It took over 20 years for me to learn how to end a friendship. It didn’t matter how toxic the person was, or how badly they treated me, I just wouldn’t give up on them. I couldn’t let go of the good memories and times we had together, which meant I couldn’t stop caring about them. Not letting go of the friendship we used to have, caused me to fool myself into thinking that they’d realize how they were treating me and change. I let them drain me dry. Even now, I’ll still fight for a friendship until it takes everything out of me. I just can’t seem to give up on people.
I know part of this comes from misplaced guilt. I feel like I’m being a bad person or a bad friend if I just end a friendship. This reasoning isn’t healthy because staying in that toxic friendship doesn’t help me, and it just continues the other person’s bad behavior because if they did care, the friendship wouldn’t be toxic to begin with. Despite this logic, it took me way too long to learn how to end a friendship.
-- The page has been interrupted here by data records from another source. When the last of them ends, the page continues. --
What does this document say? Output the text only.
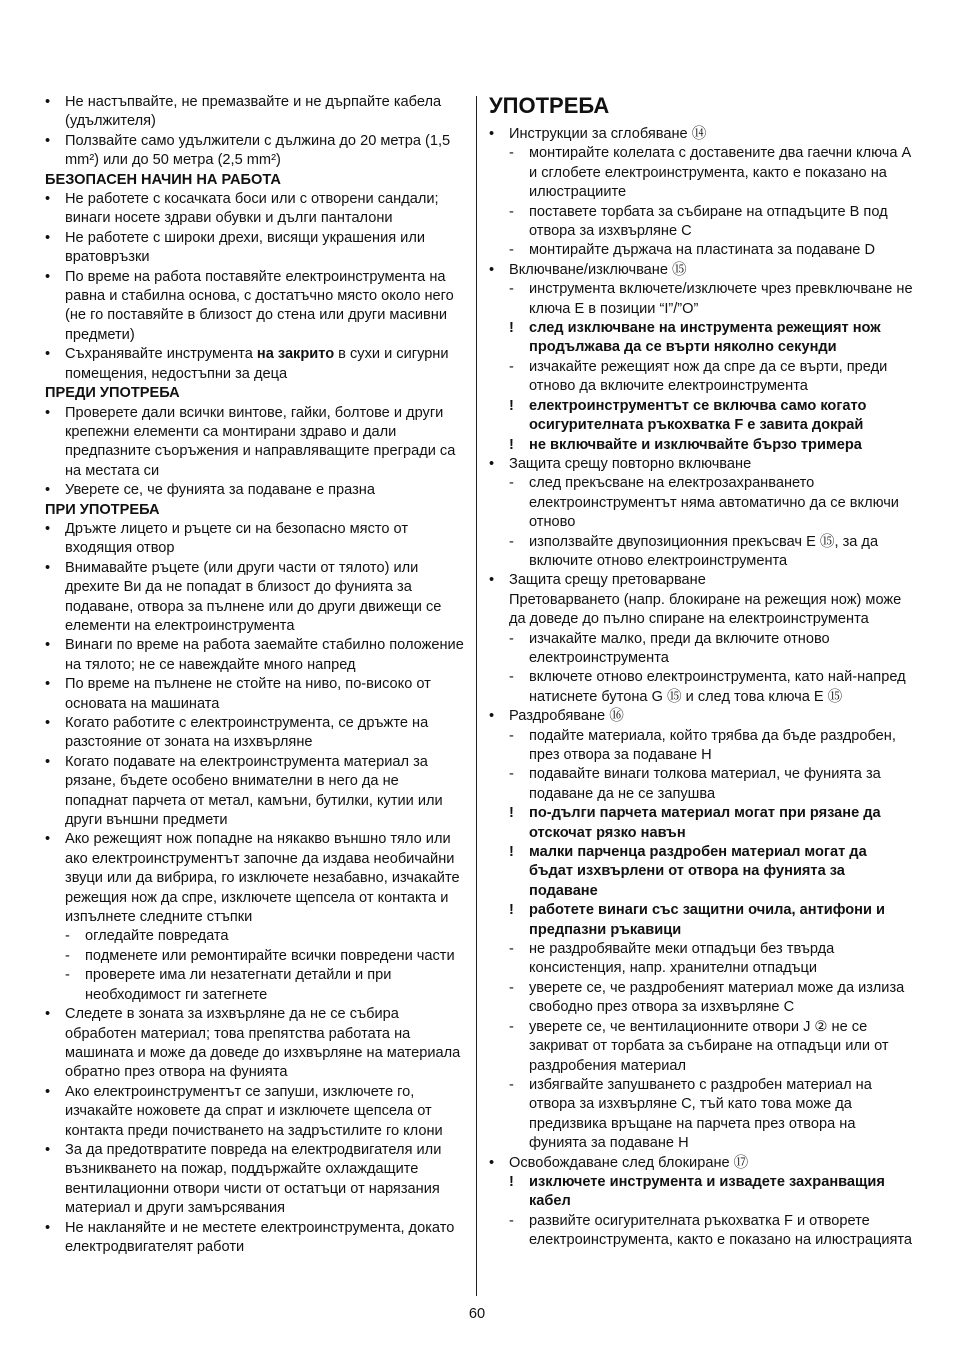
• Не настъпвайте, не премазвайте и не дърпайте кабела (удължителя)
• Ползвайте само удължители с дължина до 20 метра (1,5 mm²) или до 50 метра (2,5 mm²)
БЕЗОПАСЕН НАЧИН НА РАБОТА
• Не работете с косачката боси или с отворени сандали; винаги носете здрави обувки и дълги панталони
• Не работете с широки дрехи, висящи украшения или вратовръзки
• По време на работа поставяйте електроинструмента на равна и стабилна основа, с достатъчно място около него (не го поставяйте в близост до стена или други масивни предмети)
• Съхранявайте инструмента на закрито в сухи и сигурни помещения, недостъпни за деца
ПРЕДИ УПОТРЕБА
• Проверете дали всички винтове, гайки, болтове и други крепежни елементи са монтирани здраво и дали предпазните съоръжения и направляващите прегради са на местата си
• Уверете се, че фунията за подаване е празна
ПРИ УПОТРЕБА
• Дръжте лицето и ръцете си на безопасно място от входящия отвор
• Внимавайте ръцете (или други части от тялото) или дрехите Ви да не попадат в близост до фунията за подаване, отвора за пълнене или до други движещи се елементи на електроинструмента
• Винаги по време на работа заемайте стабилно положение на тялото; не се навеждайте много напред
• По време на пълнене не стойте на ниво, по-високо от основата на машината
• Когато работите с електроинструмента, се дръжте на разстояние от зоната на изхвърляне
• Когато подавате на електроинструмента материал за рязане, бъдете особено внимателни в него да не попаднат парчета от метал, камъни, бутилки, кутии или други външни предмети
• Ако режещият нож попадне на някакво външно тяло или ако електроинструментът започне да издава необичайни звуци или да вибрира, го изключете незабавно, изчакайте режещия нож да спре, изключете щепсела от контакта и изпълнете следните стъпки
- огледайте повредата
- подменете или ремонтирайте всички повредени части
- проверете има ли незатегнати детайли и при необходимост ги затегнете
• Следете в зоната за изхвърляне да не се събира обработен материал; това препятства работата на машината и може да доведе до изхвърляне на материала обратно през отвора на фунията
• Ако електроинструментът се запуши, изключете го, изчакайте ножовете да спрат и изключете щепсела от контакта преди почистването на задръстилите го клони
• За да предотвратите повреда на електродвигателя или възникването на пожар, поддържайте охлаждащите вентилационни отвори чисти от остатъци от нарязания материал и други замърсявания
• Не накланяйте и не местете електроинструмента, докато електродвигателят работи
УПОТРЕБА
• Инструкции за сглобяване ⑭
- монтирайте колелата с доставените два гаечни ключа A и сглобете електроинструмента, както е показано на илюстрациите
- поставете торбата за събиране на отпадъците B под отвора за изхвърляне C
- монтирайте държача на пластината за подаване D
• Включване/изключване ⑮
- инструмента включете/изключете чрез превключване не ключа E в позиции “I”/”O”
! след изключване на инструмента режещият нож продължава да се върти няколно секунди
- изчакайте режещият нож да спре да се върти, преди отново да включите електроинструмента
! електроинструментът се включва само когато осигурителната ръкохватка F е завита докрай
! не включвайте и изключвайте бързо тримера
• Защита срещу повторно включване
- след прекъсване на електрозахранването електроинструментът няма автоматично да се включи отново
- използвайте двупозиционния прекъсвач E ⑮, за да включите отново електроинструмента
• Защита срещу претоварване
Претоварването (напр. блокиране на режещия нож) може да доведе до пълно спиране на електроинструмента
- изчакайте малко, преди да включите отново електроинструмента
- включете отново електроинструмента, като най-напред натиснете бутона G ⑮ и след това ключа E ⑮
• Раздробяване ⑯
- подайте материала, който трябва да бъде раздробен, през отвора за подаване H
- подавайте винаги толкова материал, че фунията за подаване да не се запушва
! по-дълги парчета материал могат при рязане да отскочат рязко навън
! малки парченца раздробен материал могат да бъдат изхвърлени от отвора на фунията за подаване
! работете винаги със защитни очила, антифони и предпазни ръкавици
- не раздробявайте меки отпадъци без твърда консистенция, напр. хранителни отпадъци
- уверете се, че раздробеният материал може да излиза свободно през отвора за изхвърляне C
- уверете се, че вентилационните отвори J ② не се закриват от торбата за събиране на отпадъци или от раздробения материал
- избягвайте запушването с раздробен материал на отвора за изхвърляне C, тъй като това може да предизвика връщане на парчета през отвора на фунията за подаване H
• Освобождаване след блокиране ⑰
! изключете инструмента и извадете захранващия кабел
- развийте осигурителната ръкохватка F и отворете електроинструмента, както е показано на илюстрацията
60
I think why I had such a hard time letting people go is because for a big part of my life, I didn’t really know what real friendship was. I knew what I had wasn’t exactly right, but I didn’t know any different. From junior high through part of college, I had what I liked to call the half friendships. The ones where I would always text other people to hang out, but they’d never text me. The ones where we only spent time together if I made the plans. I was only ever used to people hanging out with me when they had no one else. Granted I did have a couple good friends during this time, but we were all so busy with school that we never really had to hand out, which made it hard to be close.
While I have had some friendships end, it wasn’t until recently that I actually figured out how to end them myself. This is actually one of the biggest things my college friends have helped me with. Their being a constant reminder of what real friendship is is what keeps me from going back to people who will only hurt me. They’re a constant reminder that true friendship is loyal. It’s honest. It’s genuine. It’s hilarious. It’s trustworthy. It’s kind. It’s beautiful.
Because of my college friends, I’ve learned that friendship isn’t a constant battle. It’s not ignoring your problems together hoping they’ll go away. It isn’t a game of tug of war seeing which friend will come out on top in the end. It isn’t one person trying harder than the other. It’s not only being there for the other person when things are good and leaving when things are bad.
I’m so thankful to my friends now. Some of them I’ve known my whole life, while others I’ve only been close to for a few months, but I can’t imagine how they’ve only been in my life such a short time, since it feels like they’ve always been there. These people aren’t just like my sisters or my best friends. They are my kindred spirits, and I hope that one day when we’re all old we’ll still be texting each other in our group messages, ranting about things that stress us out, and reminding each other how much we love each other at two in the morning.